Au milieu de ces questions, qui déjà remuaient le cœur de Nérestan et de Zaïre, Lusignan aperçut au bras de Zaïre un ornement qui renfermait une croix : il se ressouvint que l’on avait mis cette parure à sa fille lorsqu’on la portait au baptême ; Châtillon l’en avait ornée lui-même, et Zaïre avait été arrachée de ses bras avant que d’être baptisée. La ressemblance des traits, l’âge, toutes les circonstances, une cicatrice de la blessure que son jeune fils avait reçue, tout confirme à Lusignan qu’il est père encore ; et la nature parlant à la fois au cœur de tous les trois, et s’expliquant par des larmes : « Embrassez-moi, mes chers enfants, s’écria Lusignan, et revoyez votre père ! » Zaïre et Nérestan ne pouvaient s’arracher de ses bras. « Mais, hélas dit ce vieillard infortuné, goûterai-je une joie pure ? Grand Dieu, qui me rends ma fille, me la rends-tu chrétienne ? » Zaïre rougit et frémit à ces paroles.

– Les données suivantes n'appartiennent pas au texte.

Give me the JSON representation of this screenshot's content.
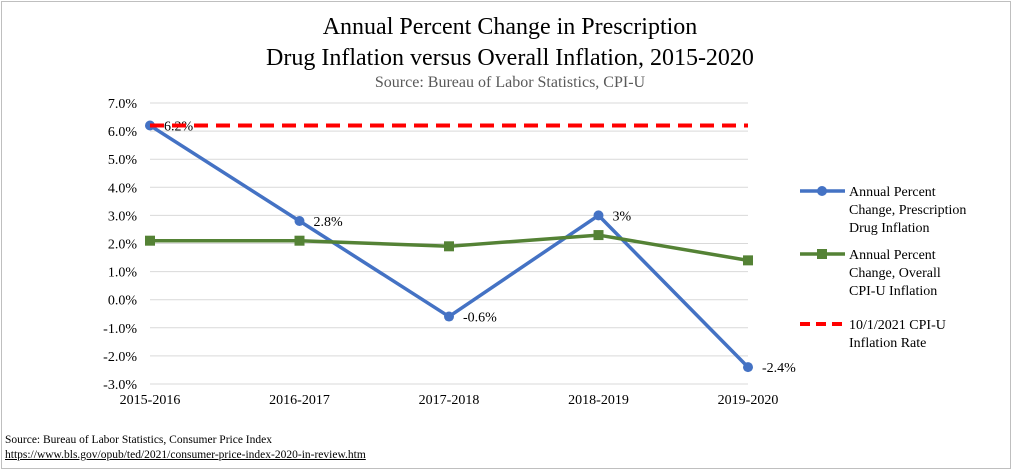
{
  "chart_data": {
    "type": "line",
    "title_line1": "Annual Percent Change in Prescription",
    "title_line2": "Drug Inflation versus Overall Inflation, 2015-2020",
    "subtitle": "Source: Bureau of Labor Statistics, CPI-U",
    "categories": [
      "2015-2016",
      "2016-2017",
      "2017-2018",
      "2018-2019",
      "2019-2020"
    ],
    "ylim": [
      -3.0,
      7.0
    ],
    "yticks": [
      {
        "value": 7,
        "label": "7.0%"
      },
      {
        "value": 6,
        "label": "6.0%"
      },
      {
        "value": 5,
        "label": "5.0%"
      },
      {
        "value": 4,
        "label": "4.0%"
      },
      {
        "value": 3,
        "label": "3.0%"
      },
      {
        "value": 2,
        "label": "2.0%"
      },
      {
        "value": 1,
        "label": "1.0%"
      },
      {
        "value": 0,
        "label": "0.0%"
      },
      {
        "value": -1,
        "label": "-1.0%"
      },
      {
        "value": -2,
        "label": "-2.0%"
      },
      {
        "value": -3,
        "label": "-3.0%"
      }
    ],
    "grid": true,
    "legend_position": "right",
    "series": [
      {
        "name_lines": [
          "Annual Percent",
          "Change, Prescription",
          "Drug Inflation"
        ],
        "values": [
          6.2,
          2.8,
          -0.6,
          3.0,
          -2.4
        ],
        "data_labels": [
          "6.2%",
          "2.8%",
          "-0.6%",
          "3%",
          "-2.4%"
        ],
        "color": "#4472C4",
        "marker": "circle",
        "style": "solid"
      },
      {
        "name_lines": [
          "Annual Percent",
          "Change, Overall",
          "CPI-U Inflation"
        ],
        "values": [
          2.1,
          2.1,
          1.9,
          2.3,
          1.4
        ],
        "color": "#548235",
        "marker": "square",
        "style": "solid"
      },
      {
        "name_lines": [
          "10/1/2021 CPI-U",
          "Inflation Rate"
        ],
        "values": [
          6.2,
          6.2,
          6.2,
          6.2,
          6.2
        ],
        "color": "#FF0000",
        "marker": "none",
        "style": "dashed"
      }
    ]
  },
  "footer": {
    "source": "Source: Bureau of Labor Statistics, Consumer Price Index",
    "url": "https://www.bls.gov/opub/ted/2021/consumer-price-index-2020-in-review.htm"
  }
}
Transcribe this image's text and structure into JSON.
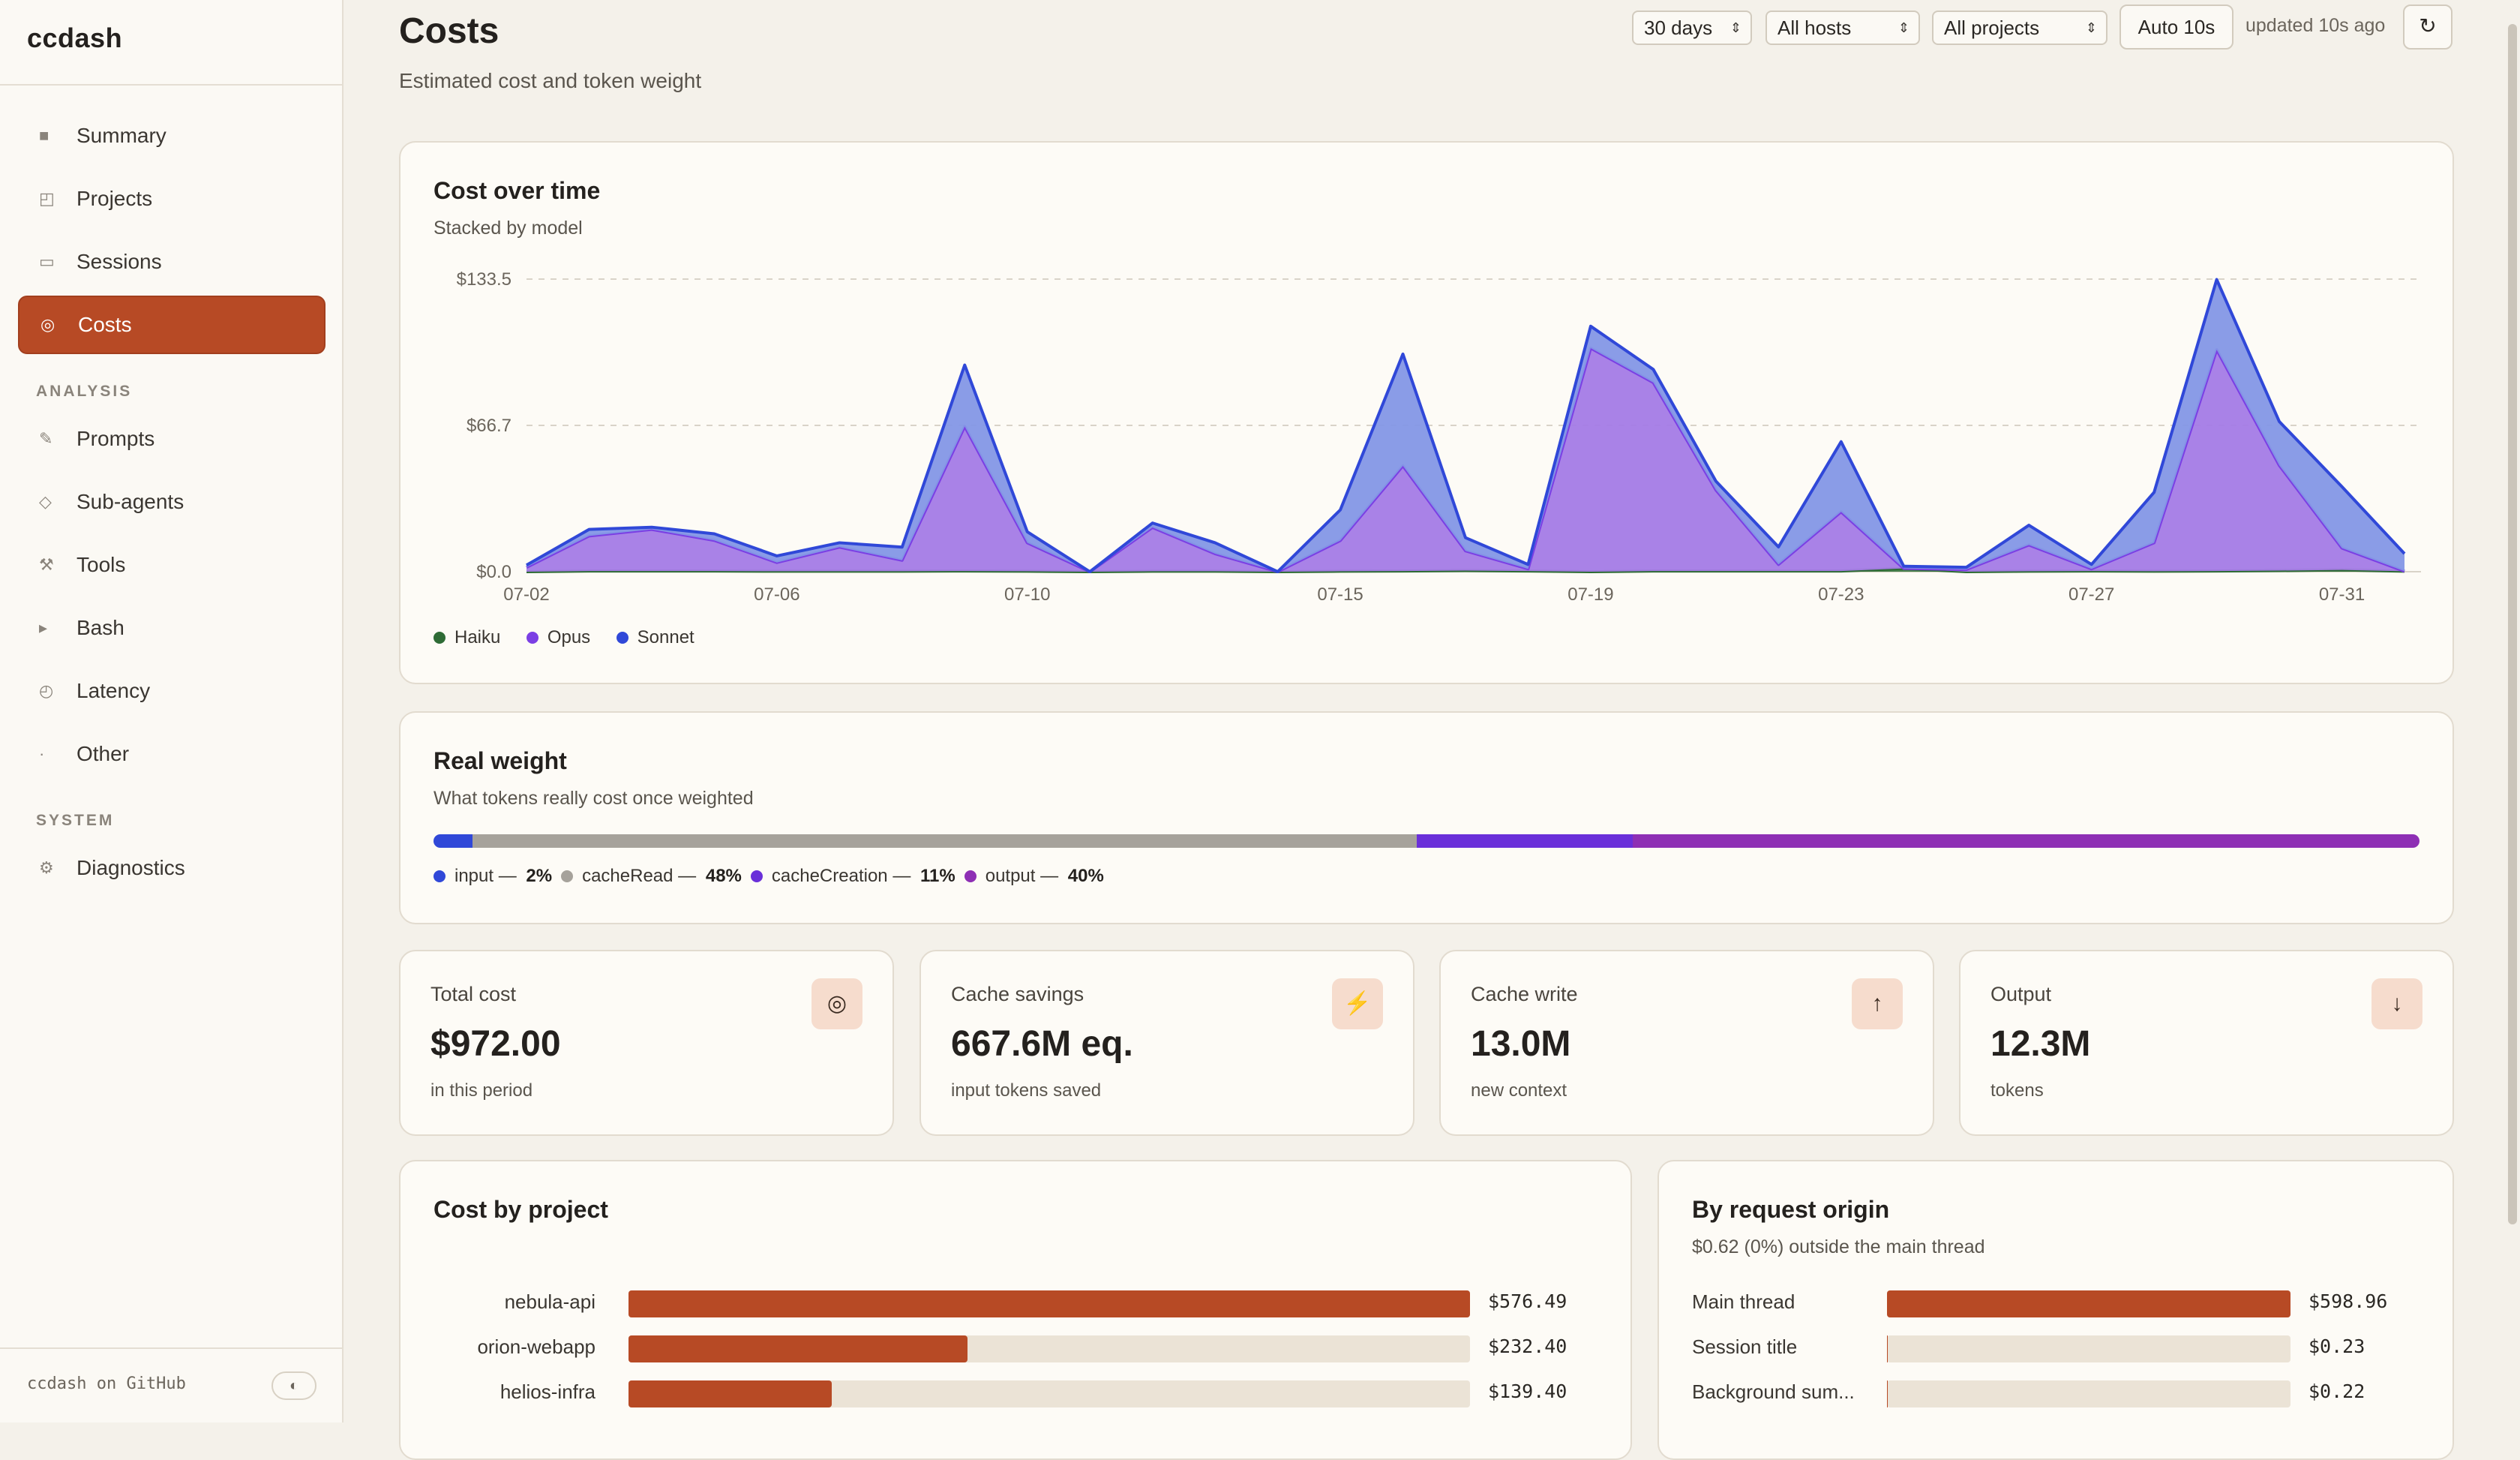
{
  "app": {
    "brand": "ccdash",
    "github_label": "ccdash on GitHub"
  },
  "sidebar": {
    "items": [
      {
        "label": "Summary",
        "icon": "square-icon"
      },
      {
        "label": "Projects",
        "icon": "projects-icon"
      },
      {
        "label": "Sessions",
        "icon": "rectangle-icon"
      },
      {
        "label": "Costs",
        "icon": "coin-icon",
        "active": true
      }
    ],
    "analysis_label": "ANALYSIS",
    "analysis_items": [
      {
        "label": "Prompts",
        "icon": "pencil-icon"
      },
      {
        "label": "Sub-agents",
        "icon": "diamond-icon"
      },
      {
        "label": "Tools",
        "icon": "tools-icon"
      },
      {
        "label": "Bash",
        "icon": "terminal-icon"
      },
      {
        "label": "Latency",
        "icon": "clock-icon"
      },
      {
        "label": "Other",
        "icon": "dot-icon"
      }
    ],
    "system_label": "SYSTEM",
    "system_items": [
      {
        "label": "Diagnostics",
        "icon": "gear-icon"
      }
    ]
  },
  "header": {
    "title": "Costs",
    "subtitle": "Estimated cost and token weight",
    "range_select": "30 days",
    "hosts_select": "All hosts",
    "projects_select": "All projects",
    "auto_label": "Auto 10s",
    "updated_text": "updated 10s ago"
  },
  "cost_chart": {
    "title": "Cost over time",
    "subtitle": "Stacked by model",
    "legend": [
      "Haiku",
      "Opus",
      "Sonnet"
    ]
  },
  "chart_data": {
    "type": "area",
    "stacked": true,
    "x": [
      "07-02",
      "07-03",
      "07-04",
      "07-05",
      "07-06",
      "07-07",
      "07-08",
      "07-09",
      "07-10",
      "07-11",
      "07-12",
      "07-13",
      "07-14",
      "07-15",
      "07-16",
      "07-17",
      "07-18",
      "07-19",
      "07-20",
      "07-21",
      "07-22",
      "07-23",
      "07-24",
      "07-25",
      "07-26",
      "07-27",
      "07-28",
      "07-29",
      "07-30",
      "07-31",
      "08-01"
    ],
    "x_tick_labels": [
      "07-02",
      "07-06",
      "07-10",
      "07-15",
      "07-19",
      "07-23",
      "07-27",
      "07-31"
    ],
    "y_tick_labels": [
      "$0.0",
      "$66.7",
      "$133.5"
    ],
    "ylim": [
      0,
      133.5
    ],
    "grid": true,
    "legend_position": "bottom-left",
    "series": [
      {
        "name": "Haiku",
        "color": "#2e6b35",
        "values": [
          0,
          0.3,
          0.3,
          0.3,
          0.2,
          0.2,
          0.2,
          0.3,
          0.2,
          0,
          0.2,
          0.2,
          0,
          0.2,
          0.3,
          0.5,
          0.3,
          0,
          0.3,
          0.3,
          0.3,
          0.3,
          1.5,
          0,
          0.2,
          0.3,
          0.2,
          0.3,
          0.5,
          0.8,
          0.2
        ]
      },
      {
        "name": "Opus",
        "color": "#7b3fe4",
        "values": [
          2,
          16,
          19,
          14,
          4,
          11,
          5,
          66,
          13,
          0,
          20,
          8,
          0,
          14,
          48,
          9,
          1,
          102,
          86,
          37,
          3,
          27,
          0,
          1,
          12,
          1,
          13,
          101,
          48,
          10,
          0
        ]
      },
      {
        "name": "Sonnet",
        "color": "#3048d8",
        "values": [
          1,
          3,
          1,
          3,
          3,
          2,
          6,
          28,
          5,
          0,
          2,
          5,
          0,
          14,
          51,
          6,
          2,
          10,
          6,
          4,
          8,
          32,
          1,
          1,
          9,
          2,
          23,
          32,
          20,
          28,
          8
        ]
      }
    ]
  },
  "weight": {
    "title": "Real weight",
    "subtitle": "What tokens really cost once weighted",
    "segments": [
      {
        "name": "input",
        "pct": 2,
        "pct_label": "2%",
        "color": "#3048d8"
      },
      {
        "name": "cacheRead",
        "pct": 48,
        "pct_label": "48%",
        "color": "#a6a29b"
      },
      {
        "name": "cacheCreation",
        "pct": 11,
        "pct_label": "11%",
        "color": "#6a2fd9"
      },
      {
        "name": "output",
        "pct": 40,
        "pct_label": "40%",
        "color": "#8e2fb4"
      }
    ]
  },
  "stats": [
    {
      "label": "Total cost",
      "value": "$972.00",
      "note": "in this period",
      "icon": "coin-icon",
      "glyph": "◎"
    },
    {
      "label": "Cache savings",
      "value": "667.6M eq.",
      "note": "input tokens saved",
      "icon": "bolt-icon",
      "glyph": "⚡"
    },
    {
      "label": "Cache write",
      "value": "13.0M",
      "note": "new context",
      "icon": "arrow-up-icon",
      "glyph": "↑"
    },
    {
      "label": "Output",
      "value": "12.3M",
      "note": "tokens",
      "icon": "arrow-down-icon",
      "glyph": "↓"
    }
  ],
  "cost_by_project": {
    "title": "Cost by project",
    "rows": [
      {
        "label": "nebula-api",
        "value": "$576.49",
        "amount": 576.49
      },
      {
        "label": "orion-webapp",
        "value": "$232.40",
        "amount": 232.4
      },
      {
        "label": "helios-infra",
        "value": "$139.40",
        "amount": 139.4
      }
    ]
  },
  "by_origin": {
    "title": "By request origin",
    "subtitle": "$0.62 (0%) outside the main thread",
    "rows": [
      {
        "label": "Main thread",
        "value": "$598.96",
        "amount": 598.96
      },
      {
        "label": "Session title",
        "value": "$0.23",
        "amount": 0.23
      },
      {
        "label": "Background sum...",
        "value": "$0.22",
        "amount": 0.22
      }
    ]
  }
}
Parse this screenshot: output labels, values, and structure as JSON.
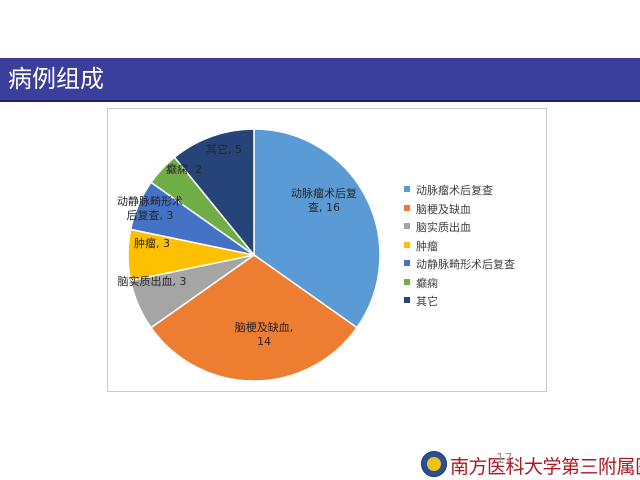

Lusignan vit sa honte et son malheur, et Zaïre avoua qu’elle était musulmane. La douleur, la religion, et la nature, donnèrent en ce moment des forces à Lusignan ; il embrassa sa fille, et, lui montrant d’une main le tombeau de Jésus-Christ, et le ciel de l’autre, animé de son désespoir, de son zèle, aidé de tant de chrétiens, de son fils, et du Dieu qui l’inspire, il touche sa fille, il l’ébranlé ; elle se jette à ses pieds, et lui promet d’être chrétienne.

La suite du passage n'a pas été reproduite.